Procedure
- The patient lies in supine position on the examination table.
- During palpation of the dorsal muscles, the patient should be lying on their abdomen.
- Stand next to the patient and palpate with the fingertips.
- Ask the patient to indicate exactly where and when they experience pain.
- In the case of abnormal findings, compare left and right.
- Note:
- Any swelling and its characteristics.
- Muscle tone (fingers transverse to the direction of the fibres).
- Abnormal mobility.
- Abnormal structures.
- Discontinuity.
- The following bone parts are accessible for palpation:
- Greater trochanter (palpate preferably during passive endorotation of a slightly flexed hip) [Figure 33].
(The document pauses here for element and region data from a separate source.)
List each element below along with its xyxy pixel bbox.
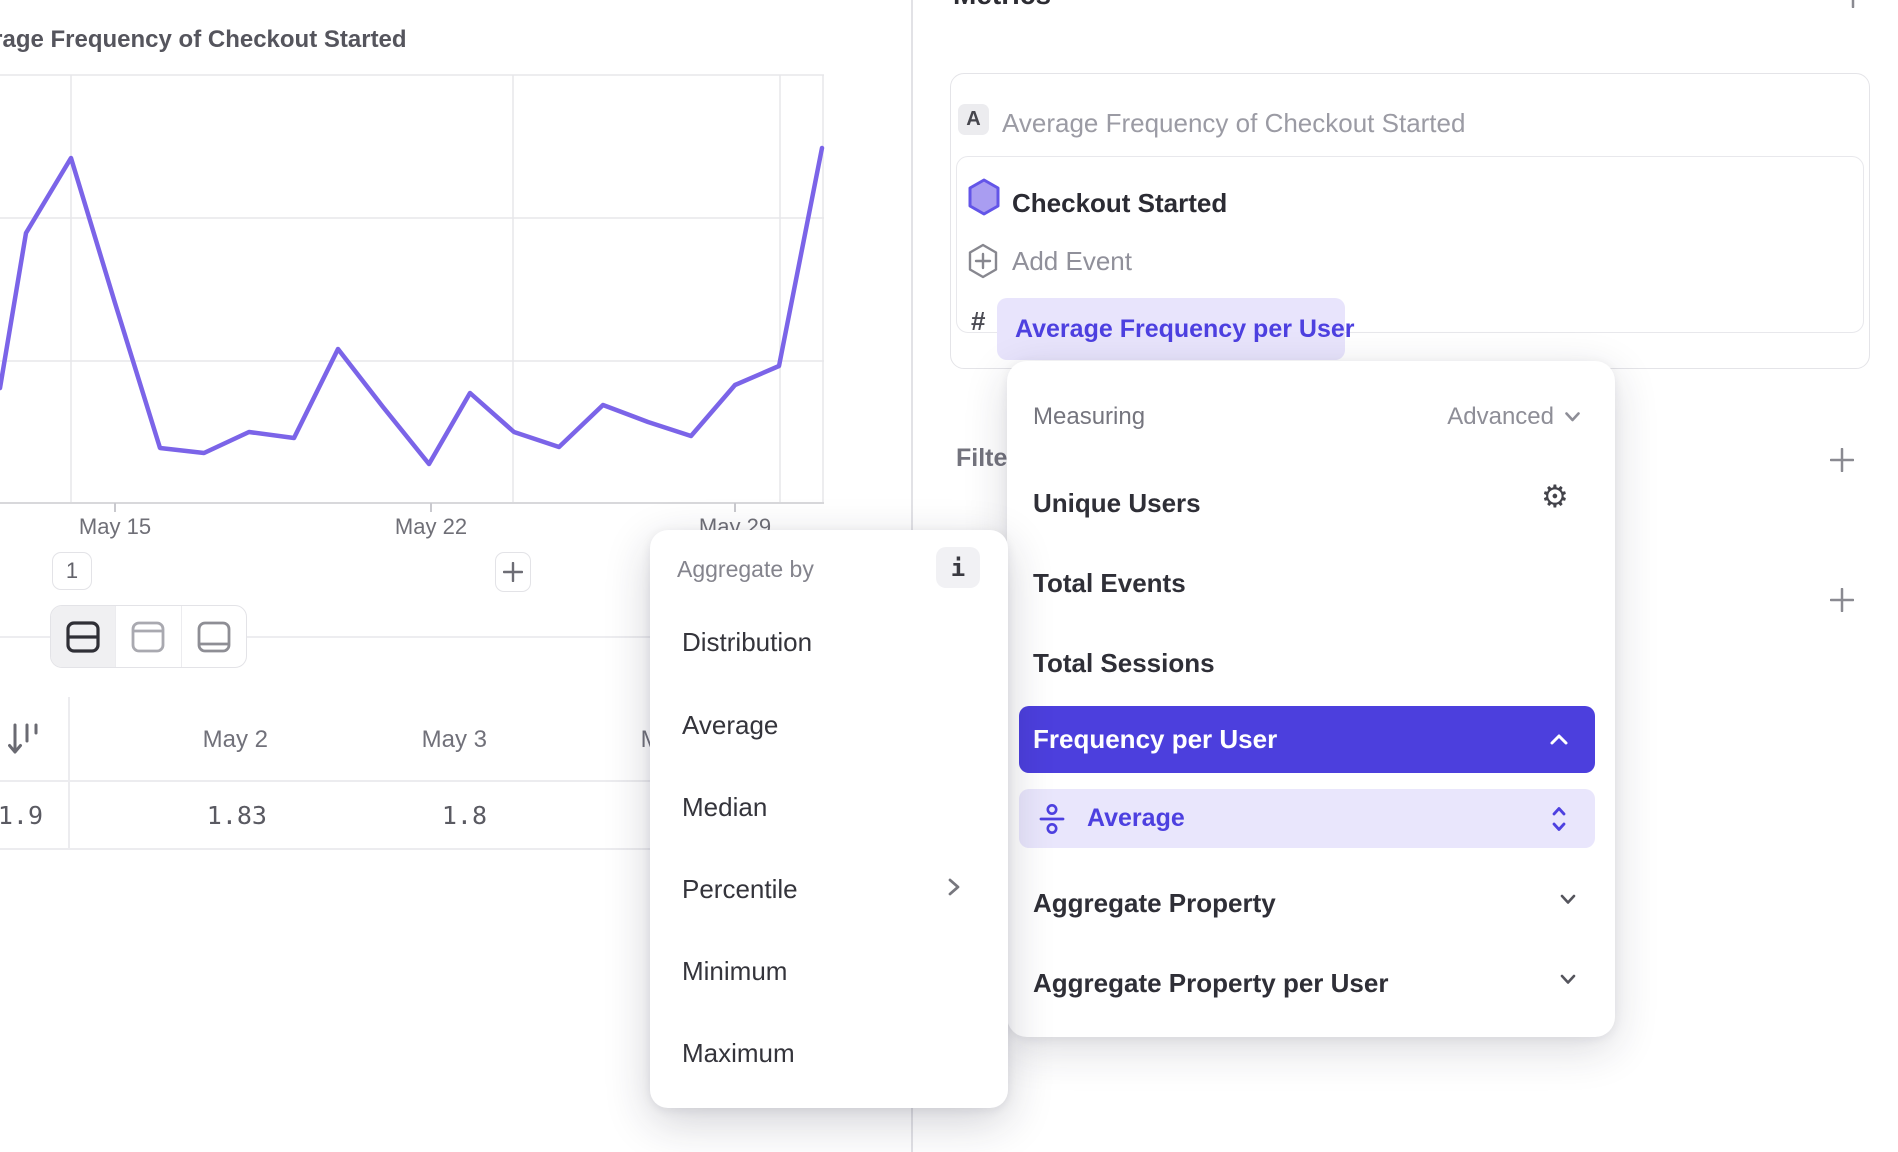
numeric-type-symbol: # [971,306,986,336]
unfold-chevrons-icon [1552,806,1566,831]
split-horizontal-icon [66,620,100,653]
layout-toggle-group [50,605,247,668]
layout-top-bar-button[interactable] [116,606,182,667]
event-name[interactable]: Checkout Started [1012,188,1228,218]
menu-item-frequency-per-user-selected[interactable]: Frequency per User [1019,706,1595,773]
table-cell: 1.8 [441,801,487,830]
metrics-section-title: Metrics [953,0,1051,10]
chart-title: Average Frequency of Checkout Started [0,26,407,53]
table-header-cell[interactable]: May 3 [421,726,487,753]
advanced-mode-dropdown[interactable]: Advanced [1447,403,1581,431]
trend-line[interactable] [0,145,825,467]
table-header-cell[interactable]: May 2 [202,726,268,753]
add-annotation-button[interactable] [495,552,531,592]
menu-item-median[interactable]: Median [682,792,768,822]
advanced-mode-label: Advanced [1447,403,1554,430]
chevron-down-icon[interactable] [1559,893,1577,906]
chevron-right-icon [948,878,960,896]
menu-item-maximum[interactable]: Maximum [682,1038,795,1068]
average-subitem-label: Average [1087,804,1185,832]
table-bottom-border [0,848,912,850]
average-divide-icon [1039,803,1065,834]
plus-icon [1851,0,1855,8]
info-icon[interactable]: i [936,547,980,588]
aggregate-by-menu: Aggregate by i Distribution Average Medi… [650,530,1008,1108]
metric-title-input[interactable]: Average Frequency of Checkout Started [1002,108,1466,138]
add-filter-button[interactable] [1830,448,1854,472]
menu-subitem-average-selected[interactable]: Average [1019,789,1595,848]
x-tick-label: May 15 [78,514,152,539]
table-cell: 1.83 [206,801,267,830]
menu-item-percentile[interactable]: Percentile [682,874,798,904]
chevron-down-icon[interactable] [1559,973,1577,986]
aggregate-by-header: Aggregate by [677,556,814,582]
measuring-menu: Measuring Advanced Unique Users ⚙︎ Total… [1007,361,1615,1037]
top-bar-icon [132,621,165,652]
metric-letter-badge: A [958,104,989,135]
event-hexagon-icon [967,177,1001,217]
add-breakdown-button[interactable] [1830,588,1854,612]
section-divider [0,636,912,638]
x-tick-label: May 22 [394,514,468,539]
add-event-label[interactable]: Add Event [1012,246,1132,276]
plus-icon [1830,448,1854,472]
menu-item-total-events[interactable]: Total Events [1033,568,1186,598]
layout-split-horizontal-button[interactable] [51,606,117,667]
measuring-menu-header: Measuring [1033,403,1146,430]
line-chart [0,74,825,512]
menu-item-average[interactable]: Average [682,710,779,740]
menu-item-aggregate-property[interactable]: Aggregate Property [1033,888,1276,918]
add-event-icon[interactable] [967,242,999,280]
series-count-chip[interactable]: 1 [52,552,92,590]
plus-icon [1830,588,1854,612]
table-row-divider [0,780,912,782]
table-cell: 1.9 [0,801,43,830]
menu-item-distribution[interactable]: Distribution [682,627,813,657]
plus-icon [503,562,523,582]
menu-item-minimum[interactable]: Minimum [682,956,788,986]
layout-bottom-bar-button[interactable] [182,606,246,667]
menu-item-unique-users[interactable]: Unique Users [1033,488,1201,518]
menu-item-aggregate-property-per-user[interactable]: Aggregate Property per User [1033,968,1389,998]
sort-descending-icon[interactable] [8,722,40,758]
selected-item-label: Frequency per User [1033,724,1278,754]
menu-item-total-sessions[interactable]: Total Sessions [1033,648,1215,678]
bottom-bar-icon [197,621,231,652]
gear-icon[interactable]: ⚙︎ [1541,479,1569,514]
measurement-dropdown-label: Average Frequency per User [1015,314,1355,343]
chevron-down-icon [1565,412,1580,422]
add-metric-button[interactable] [1841,0,1865,8]
table-column-divider [68,697,70,849]
measurement-dropdown[interactable]: Average Frequency per User [997,298,1355,360]
chevron-up-icon [1550,734,1568,745]
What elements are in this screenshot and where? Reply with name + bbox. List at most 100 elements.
- To detect right/left asymmetry (collum fracture, coxa vara, abduction contracture), determine the position of both greater trochanters with respect to both anterior superior iliac spines.
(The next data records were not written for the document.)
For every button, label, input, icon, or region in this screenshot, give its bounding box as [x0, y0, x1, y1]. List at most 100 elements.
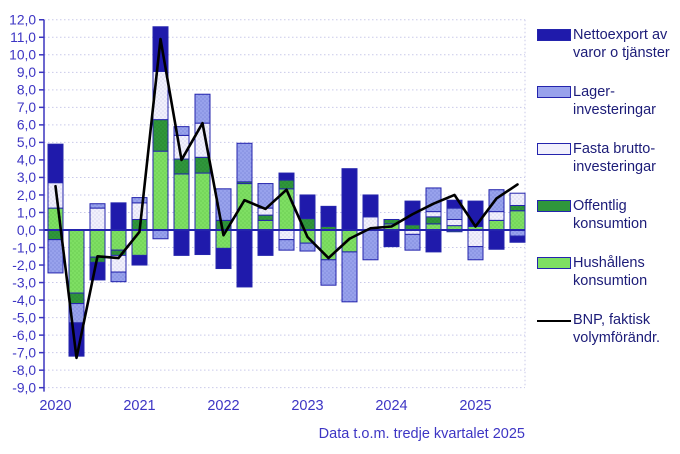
y-tick-label: -1,0: [12, 240, 36, 255]
y-tick-label: 3,0: [17, 170, 37, 185]
legend-label-line: volymförändr.: [573, 330, 661, 346]
legend-swatch-lager: [537, 86, 571, 98]
bar-segment: [341, 251, 358, 303]
chart-legend: Nettoexport av varor o tjänster Lager-inv…: [537, 26, 679, 368]
legend-label: Lager-investeringar: [573, 83, 656, 119]
legend-label: BNP, faktisk volymförändr.: [573, 311, 660, 347]
bar-segment: [278, 239, 295, 251]
x-year-label: 2021: [123, 398, 155, 414]
bar-segment: [110, 229, 127, 251]
y-tick-label: 9,0: [17, 65, 37, 80]
bar-segment: [173, 158, 190, 175]
legend-item-offentlig: Offentlig konsumtion: [537, 197, 679, 233]
bar-segment: [488, 229, 505, 250]
x-year-label: 2022: [207, 398, 239, 414]
y-tick-labels: -9,0 -8,0 -7,0 -6,0 -5,0 -4,0 -3,0 -2,0 -1,0 0,0 1…: [9, 13, 36, 396]
bar-segment: [383, 229, 400, 248]
bar-segment: [194, 156, 211, 174]
legend-swatch-fasta: [537, 143, 571, 155]
bar-segment: [278, 172, 295, 181]
legend-label-line: investeringar: [573, 102, 657, 118]
legend-label-line: BNP, faktisk: [573, 312, 651, 328]
y-tick-label: -2,0: [12, 258, 36, 273]
y-tick-label: 1,0: [17, 205, 37, 220]
legend-label-line: varor o tjänster: [573, 45, 670, 61]
bar-segment: [425, 229, 442, 253]
x-year-label: 2024: [375, 398, 407, 414]
gridlines: [44, 19, 526, 389]
y-tick-label: -6,0: [12, 328, 36, 343]
legend-swatch-bnp-line: [537, 320, 571, 322]
legend-label-line: Nettoexport av: [573, 27, 668, 43]
x-year-label: 2020: [39, 398, 71, 414]
y-tick-label: 7,0: [17, 100, 37, 115]
bar-segment: [425, 216, 442, 225]
bar-segment: [299, 194, 316, 220]
legend-label-line: konsumtion: [573, 273, 648, 289]
bar-segment: [131, 254, 148, 266]
legend-label-line: Fasta brutto-: [573, 141, 656, 157]
bar-segment: [173, 173, 190, 231]
y-tick-label: 10,0: [9, 48, 36, 63]
bar-segment: [509, 204, 526, 212]
bar-segment: [509, 235, 526, 243]
y-tick-label: 2,0: [17, 188, 37, 203]
legend-label-line: Lager-: [573, 84, 615, 100]
bar-segment: [110, 202, 127, 231]
y-tick-label: -9,0: [12, 380, 36, 395]
bar-segment: [173, 229, 190, 256]
y-tick-label: 6,0: [17, 118, 37, 133]
bar-segment: [341, 168, 358, 231]
bar-segment: [152, 150, 169, 231]
bar-segment: [194, 172, 211, 231]
y-tick-label: -3,0: [12, 275, 36, 290]
bar-segment: [257, 214, 274, 221]
bar-segment: [299, 242, 316, 252]
legend-label: Nettoexport av varor o tjänster: [573, 26, 670, 62]
bar-segment: [194, 93, 211, 124]
bar-segment: [89, 207, 106, 231]
bar-segment: [362, 229, 379, 261]
legend-item-hushallens: Hushållens konsumtion: [537, 254, 679, 290]
bar-segment: [488, 189, 505, 213]
bar-segment: [467, 229, 484, 248]
y-tick-label: 5,0: [17, 135, 37, 150]
bar-segment: [89, 229, 106, 258]
bar-segment: [152, 229, 169, 240]
bar-segment: [341, 229, 358, 253]
bar-segment: [131, 197, 148, 204]
y-axis: [39, 19, 45, 392]
bar-segment: [278, 229, 295, 241]
legend-swatch-nettoexport: [537, 29, 571, 41]
bar-segment: [173, 126, 190, 136]
legend-swatch-offentlig: [537, 200, 571, 212]
bar-segment: [215, 247, 232, 270]
y-tick-label: 8,0: [17, 83, 37, 98]
legend-swatch-hushallens: [537, 257, 571, 269]
y-tick-label: -8,0: [12, 363, 36, 378]
bar-segment: [47, 143, 64, 184]
bar-segment: [68, 292, 85, 305]
bar-segment: [404, 233, 421, 251]
bar-segment: [488, 211, 505, 221]
y-tick-label: 4,0: [17, 153, 37, 168]
bar-segment: [446, 207, 463, 220]
y-tick-label: 12,0: [9, 13, 36, 28]
legend-item-nettoexport: Nettoexport av varor o tjänster: [537, 26, 679, 62]
data-caption: Data t.o.m. tredje kvartalet 2025: [318, 426, 525, 442]
bar-segment: [467, 200, 484, 227]
legend-item-lager: Lager-investeringar: [537, 83, 679, 119]
bar-segment: [509, 192, 526, 206]
legend-item-bnp: BNP, faktisk volymförändr.: [537, 311, 679, 347]
legend-label-line: investeringar: [573, 159, 657, 175]
legend-label-line: Offentlig: [573, 198, 627, 214]
bar-segment: [47, 239, 64, 274]
y-tick-label: 0,0: [17, 223, 37, 238]
y-tick-label: -4,0: [12, 293, 36, 308]
legend-label: Hushållens konsumtion: [573, 254, 647, 290]
legend-label: Fasta brutto-investeringar: [573, 140, 656, 176]
bar-segment: [89, 203, 106, 209]
x-year-label: 2023: [291, 398, 323, 414]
- For the aforementioned abnormalities, this distance will be smaller on the affected side.
- Estimate this distance by placing the thumbs on both anterior superior iliac spines and the index fingers on both greater trochanters (if necessary, mark both these structures with a pencil) [Figure 34].
Figure 33
Figure 34
- Symphysis and superior pubic ramus [Figure 35] (symphysiolysis and tendonitis of the pectineus muscle).
Figure 35
- Ischial tuberosity (palpate at 90° flexion of the hip in prone position) (hamstrings tendonitis) [Figure 36].
Figure 36
The following soft tissues are accessible for palpation:
- Skin: Palpate mainly with the back of the hand.
- Muscles: Most of the muscles stated in the previous section are accessible for palpation (palpation of the tone of the rectus femoris muscle) [Figure 37].
Figure 37
- Bursitis: The trochanteric bursa (between the greater trochanter and the iliotibial band) can only be palpated in the case of swelling. The overlying iliotibial band hinders palpation. Any tenderness should be noted.
- Nerves: Femoral nerve (in the groin) (neuritis); Valleix points (palpate in prone position) [Figures 38, 39] (sciatic-like symptoms).
- Valleix Points: Palpate the points at L5 (paravertebral) and the middle of the maximum curvature of the gluteus maximus muscle and the middle of the gluteal fold.
Figure 38
Figure 39
- Blood Vessels: Femoral artery (in the groin): claudication, aneurysms.
- Lymph Glands:
- Horizontal groin glands (in the groin around the inguinal ligament) (Poupart).
- Vertical groin glands (in the groin region perpendicular to, and under, the inguinal ligament).
When indicated, determine whether there is:
- Pain upon axial compression. With the ulnar side of a clenched fist, apply force against the heel in the axial direction with extended hip and knee [Figure 40] (collum fracture).
Figure 40
- Tenderness In The Groin: With the palm of the hand, apply considerable compression in the ventro-dorsal direction [Figure 41] (coxarthrosis, collum fracture).
Figure 41
- Trochanter Tenderness: Exert simultaneously from the lateral sides at the height of both greater trochanters considerable compression with the palms of the hands in the direction of the symphysis [Figure 42] (collum fracture, pelvic fracture, symphysiolysis).